Del Hay Festival lo que más me gusta es la avidez.
La que permite que un público increíblemente numeroso haga cola para entrar a las charlas, abarrote los recintos y oiga en respetuoso silencio lo que ha escogido, que puede ser el diálogo con un japonés que escribió la historia de un gato, o con un experto en historia de las religiones, o entre dos escritores que hablan sobre la culpa y la memoria. Me dirán, ya lo sé, que en este evento hay mucho de snobismo. Admitámoslo: una proporción de asistentes quizá vaya al Hay para exhibirse, pero aún ese pequeño grupo sale ganando, porque por frívolo que sea en algo resultará marcado por las ideas y debates a los que asiste. Sé, por otra parte, que al Hay van estudiantes, profesionales de toda índole, maestros que han hecho esforzados viajes desde sus ciudades, políticos de las regiones, profesores universitarios. Gentes ávidas de ideas nuevas, de ver a los autores que el mundo está leyendo, de hacerse preguntas y plantearse dilemas éticos. ¿Cómo no emocionarse de ver más de 300 personas oyendo hablar de Enfermedad y Lenguaje, o de saber que la charla entre Thomas Piketty y Rodrigo Pardo fue trasladada a una plaza porque el público rebasó la capacidad del Centro de Convenciones?
Por supuesto que esta avidez la hemos visto en otros lugares: en el Festival de poesía de Medellín, en el de Teatro de Bogotá, en el León de Greiff o en la Luis Ángel Arango y en otros cuantos lugares y eventos de Colombia. Y de vez en cuando en sitios imprevisibles, como en la terminal de transportes de Bogotá —como se puede ver en un emocionante video al que me remitió Cristian Valencia—, donde una acción organizada por Flashmob con la orquesta Batuta hace bailar a los niños y aplaudir y sonreír a los viajeros, uno de los cuales alza una gallina. Por eso mismo, uno no puede dejar de preguntarse qué pasaría en este país si, más allá de lo muy valioso que ya hace el Ministerio, y como recurso de afianzamiento de la paz y de una sociedad más igualitaria en la Colombia del posconflicto, las capitales de departamento y los pueblos gozaran con cierta frecuencia de lo que se concentra básicamente en las grandes ciudades. Y si se aprovechara la avidez cultural de muchos colombianos de las regiones acercándolos a artistas y pensadores del mundo, y, por otra parte, se investigara todo lo que en esos sitios está sucediendo en materia de cultura, para hacerlo visible en los centros que recurrentemente ignoran la periferia.
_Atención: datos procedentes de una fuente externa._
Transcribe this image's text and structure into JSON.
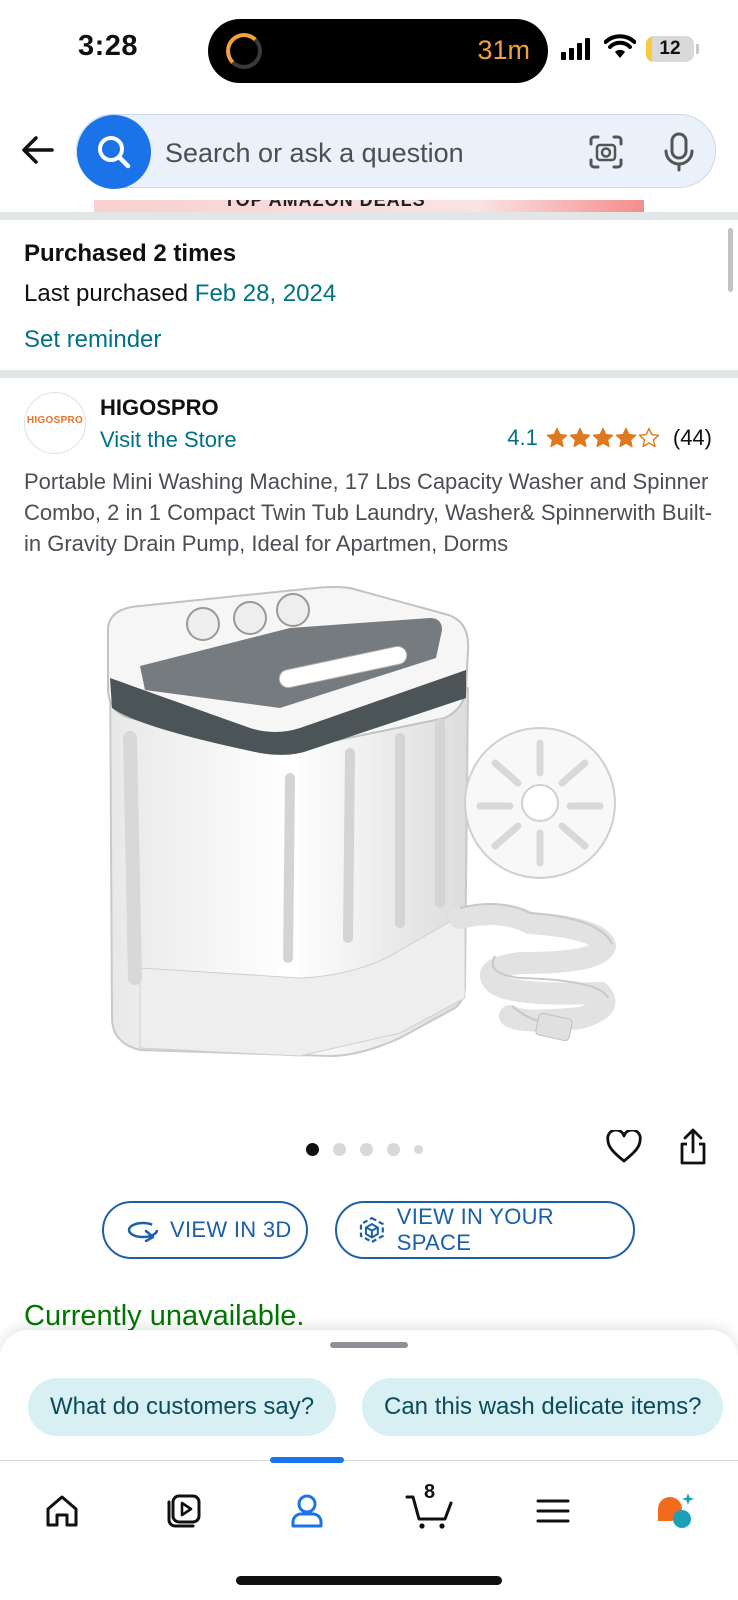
{
  "status_bar": {
    "time": "3:28",
    "activity_text": "31m",
    "battery_level": "12",
    "battery_fraction": 0.12
  },
  "search": {
    "placeholder": "Search or ask a question"
  },
  "purchase_history": {
    "title": "Purchased 2 times",
    "last_purchased_label": "Last purchased",
    "last_purchased_date": "Feb 28, 2024",
    "reminder_link": "Set reminder"
  },
  "brand": {
    "logo_text": "HIGOSPRO",
    "name": "HIGOSPRO",
    "store_link": "Visit the Store"
  },
  "rating": {
    "value": "4.1",
    "stars": 4.1,
    "count": "(44)",
    "star_color": "#de7921"
  },
  "product": {
    "title": "Portable Mini Washing Machine, 17 Lbs Capacity Washer and Spinner Combo, 2 in 1 Compact Twin Tub Laundry, Washer& Spinnerwith Built-in Gravity Drain Pump, Ideal for Apartmen, Dorms",
    "image_count": 5,
    "active_image": 1
  },
  "actions": {
    "view_3d": "VIEW IN 3D",
    "view_space": "VIEW IN YOUR SPACE"
  },
  "availability": {
    "status": "Currently unavailable.",
    "color": "#007600"
  },
  "suggestions": [
    {
      "label": "What do customers say?"
    },
    {
      "label": "Can this wash delicate items?"
    }
  ],
  "bottom_nav": {
    "items": [
      {
        "icon": "home-icon"
      },
      {
        "icon": "play-icon"
      },
      {
        "icon": "account-icon",
        "active": true
      },
      {
        "icon": "cart-icon"
      },
      {
        "icon": "menu-icon"
      },
      {
        "icon": "rufus-icon"
      }
    ],
    "cart_count": "8",
    "accent": "#1a73e8"
  },
  "colors": {
    "link": "#007185",
    "button_outline": "#1a5fa8",
    "chip_bg": "#d8f0f4"
  }
}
Porque través del arte las sociedades representan sus conflictos y sus contradicciones, se reconocen y mantienen su memoria.
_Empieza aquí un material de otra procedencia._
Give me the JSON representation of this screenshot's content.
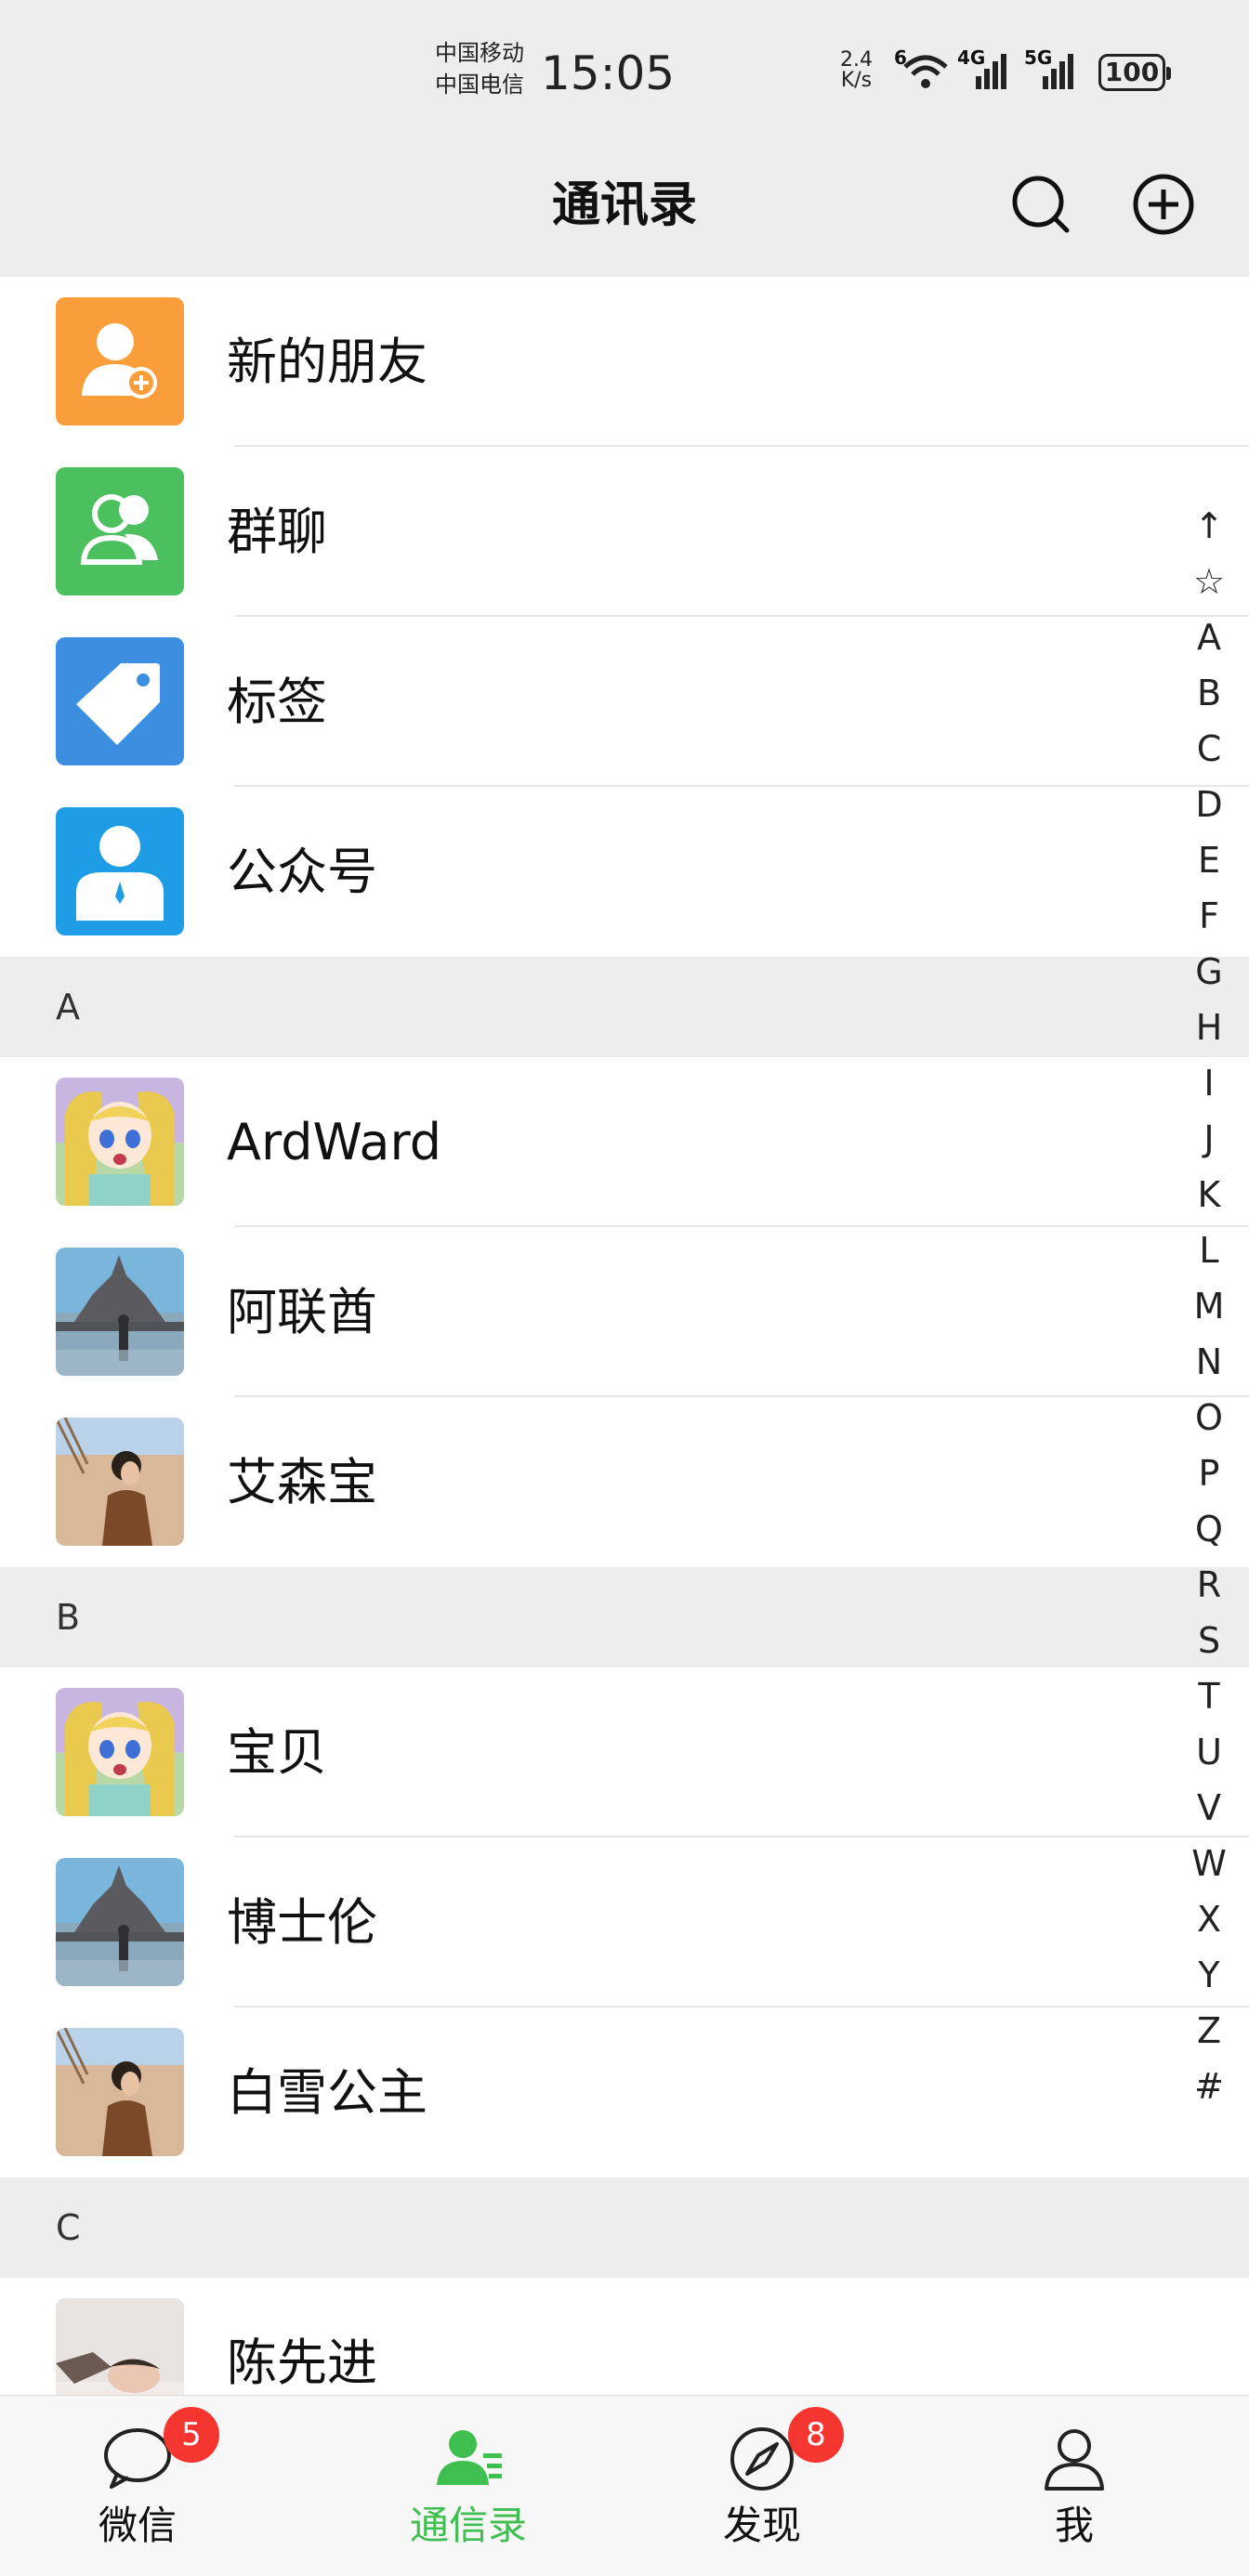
{
  "status_bar": {
    "carrier_1": "中国移动",
    "carrier_2": "中国电信",
    "time": "15:05",
    "speed_value": "2.4",
    "speed_unit": "K/s",
    "wifi_label": "6",
    "sim1_label": "4G",
    "sim2_label": "5G",
    "battery": "100"
  },
  "header": {
    "title": "通讯录",
    "search_icon": "search-icon",
    "add_icon": "plus-circle-icon"
  },
  "function_items": [
    {
      "label": "新的朋友",
      "icon": "add-friend-icon",
      "color": "#fa9d3b"
    },
    {
      "label": "群聊",
      "icon": "group-chat-icon",
      "color": "#4cbf5f"
    },
    {
      "label": "标签",
      "icon": "tag-icon",
      "color": "#3b8ee0"
    },
    {
      "label": "公众号",
      "icon": "official-account-icon",
      "color": "#1e9de6"
    }
  ],
  "sections": [
    {
      "letter": "A",
      "contacts": [
        {
          "name": "ArdWard",
          "avatar": "anime-girl-avatar"
        },
        {
          "name": "阿联酋",
          "avatar": "castle-photo-avatar"
        },
        {
          "name": "艾森宝",
          "avatar": "man-wall-photo-avatar"
        }
      ]
    },
    {
      "letter": "B",
      "contacts": [
        {
          "name": "宝贝",
          "avatar": "anime-girl-avatar"
        },
        {
          "name": "博士伦",
          "avatar": "castle-photo-avatar"
        },
        {
          "name": "白雪公主",
          "avatar": "man-wall-photo-avatar"
        }
      ]
    },
    {
      "letter": "C",
      "contacts": [
        {
          "name": "陈先进",
          "avatar": "sleeping-person-avatar"
        }
      ]
    }
  ],
  "alphabet_index": [
    "↑",
    "☆",
    "A",
    "B",
    "C",
    "D",
    "E",
    "F",
    "G",
    "H",
    "I",
    "J",
    "K",
    "L",
    "M",
    "N",
    "O",
    "P",
    "Q",
    "R",
    "S",
    "T",
    "U",
    "V",
    "W",
    "X",
    "Y",
    "Z",
    "#"
  ],
  "tabbar": {
    "tabs": [
      {
        "label": "微信",
        "icon": "chat-bubble-icon",
        "badge": "5"
      },
      {
        "label": "通信录",
        "icon": "contacts-icon",
        "badge": ""
      },
      {
        "label": "发现",
        "icon": "compass-icon",
        "badge": "8"
      },
      {
        "label": "我",
        "icon": "person-icon",
        "badge": ""
      }
    ],
    "active_color": "#3fbf4f",
    "badge_color": "#f43530"
  }
}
Como dije en una charla reciente, a la hora de tratar de rehacer la convivencia pacífica de los colombianos la cultura debe jugar un papel importante, pero concebida no desde el poder hegemónico, sino desde la fertilidad de los cruces, de la interrogación a las comunidades, de la coexistencia de lo diverso y de su uso como instrumento crítico frente a las verdades consagradas, a los dogmas, a la fuerza de la inercia. La cultura y la educación otorgan conciencia y por tanto poder. Por eso son una amenaza para el statu quo. Por eso, también, son vitales para lograr el país más justo con el que muchos soñamos.